Personally, this wasn't a new phenomena to me, : the previous writing workshops I'd attended preached the message of freewriting for getting past "writer's block" and self-apathy. It can help to make writing feel more natural for those who struggle with that formidable blank screen. But most workshops expect you to "do" without any constraints: I find the instruction "write for five minutes on anything you want" more challenging than "write for five minutes on x topic." I felt so positive from this experience in the workshop that I wanted to try something for Games for Studies.
Announcing, the Five-Minute Freewrite! (Or, FMF for short.)
The rules are:
Highlight a problem or topic, set a timer for five minutes, and write.
The problem should focus on a games-related topic: whether it's based on work you're doing at the moment, a social issue, or a question you want answered. Games for Studies will provide an example topic each month (at the bottom of the page): feel free to follow it, or to write to your own problem!
You can write this physically or type, it's entirely up to you.
All I ask is that you send me what you've written to be shown on the Games for Studies website. There are no length/word limits or peer-reviews: it's a bit of fun (that, hopefully, will stimulate discussion)!
Once five minutes are over, stop.
Stop mid-sentence; stop mid-word. Think about this as prototyping a discussion. Don't be too focused on spelling and grammar as you write: it's an unwanted distraction!
All posts will be made anonymously by default.
I appreciate that sharing rough work may be intimidating for some, and I don't want that to be a barrier for participation (conversely, if you want to waive anonymity, let me know!)

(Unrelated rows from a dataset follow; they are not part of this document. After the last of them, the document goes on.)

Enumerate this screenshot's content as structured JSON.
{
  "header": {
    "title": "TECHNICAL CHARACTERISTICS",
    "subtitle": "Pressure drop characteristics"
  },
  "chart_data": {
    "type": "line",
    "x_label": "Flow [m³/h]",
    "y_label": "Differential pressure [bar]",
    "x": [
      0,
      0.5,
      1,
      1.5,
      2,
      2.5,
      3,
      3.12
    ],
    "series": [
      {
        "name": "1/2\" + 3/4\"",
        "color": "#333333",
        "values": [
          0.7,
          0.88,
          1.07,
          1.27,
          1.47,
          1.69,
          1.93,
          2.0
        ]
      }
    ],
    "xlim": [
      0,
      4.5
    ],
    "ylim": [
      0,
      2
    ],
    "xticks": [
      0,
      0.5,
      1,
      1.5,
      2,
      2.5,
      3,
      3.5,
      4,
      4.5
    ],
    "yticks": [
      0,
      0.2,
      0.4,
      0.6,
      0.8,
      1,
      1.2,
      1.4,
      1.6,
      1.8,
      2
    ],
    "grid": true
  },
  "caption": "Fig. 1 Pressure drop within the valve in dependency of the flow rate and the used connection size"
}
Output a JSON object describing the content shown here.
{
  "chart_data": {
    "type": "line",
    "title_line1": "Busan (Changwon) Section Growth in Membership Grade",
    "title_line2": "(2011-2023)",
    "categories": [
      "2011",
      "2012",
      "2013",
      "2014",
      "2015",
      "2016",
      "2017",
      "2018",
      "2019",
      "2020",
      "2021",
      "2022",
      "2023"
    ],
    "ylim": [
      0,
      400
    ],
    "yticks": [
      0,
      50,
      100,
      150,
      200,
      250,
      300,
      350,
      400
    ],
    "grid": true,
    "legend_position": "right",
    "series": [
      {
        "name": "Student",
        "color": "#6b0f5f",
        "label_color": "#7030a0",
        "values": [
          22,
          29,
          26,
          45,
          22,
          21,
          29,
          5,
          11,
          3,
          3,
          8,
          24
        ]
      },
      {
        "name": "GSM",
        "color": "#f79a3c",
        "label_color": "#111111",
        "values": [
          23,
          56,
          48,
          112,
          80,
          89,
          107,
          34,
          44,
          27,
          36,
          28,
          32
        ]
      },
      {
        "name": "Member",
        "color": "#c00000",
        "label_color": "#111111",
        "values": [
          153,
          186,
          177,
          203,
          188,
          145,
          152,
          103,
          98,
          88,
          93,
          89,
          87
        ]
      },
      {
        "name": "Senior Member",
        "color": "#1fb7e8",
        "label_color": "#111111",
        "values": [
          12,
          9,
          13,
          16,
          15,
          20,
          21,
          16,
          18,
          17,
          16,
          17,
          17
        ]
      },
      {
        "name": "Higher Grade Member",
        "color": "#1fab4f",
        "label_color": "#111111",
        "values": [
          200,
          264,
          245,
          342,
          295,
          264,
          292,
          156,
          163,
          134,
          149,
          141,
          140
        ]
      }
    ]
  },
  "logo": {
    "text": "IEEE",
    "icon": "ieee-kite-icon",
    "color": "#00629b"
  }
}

Deadlines for FMF will be the final day of every month.
Any submissions past the deadline date will be carried forward to the next publication of FMF!
Submissions will be published on the 5th of the next month, every month.
All submissions should be sent to Andrew.Reid@GCU.ac.uk with the subject heading "FMF Submission".
FMF is open to everyone, irrespective of your background: whether you're in games or not; whether you're a veteran or a student of your practice; whether you write daily or have not written in years. FMF wants to be an inclusive, non-judgmental interaction across community borders.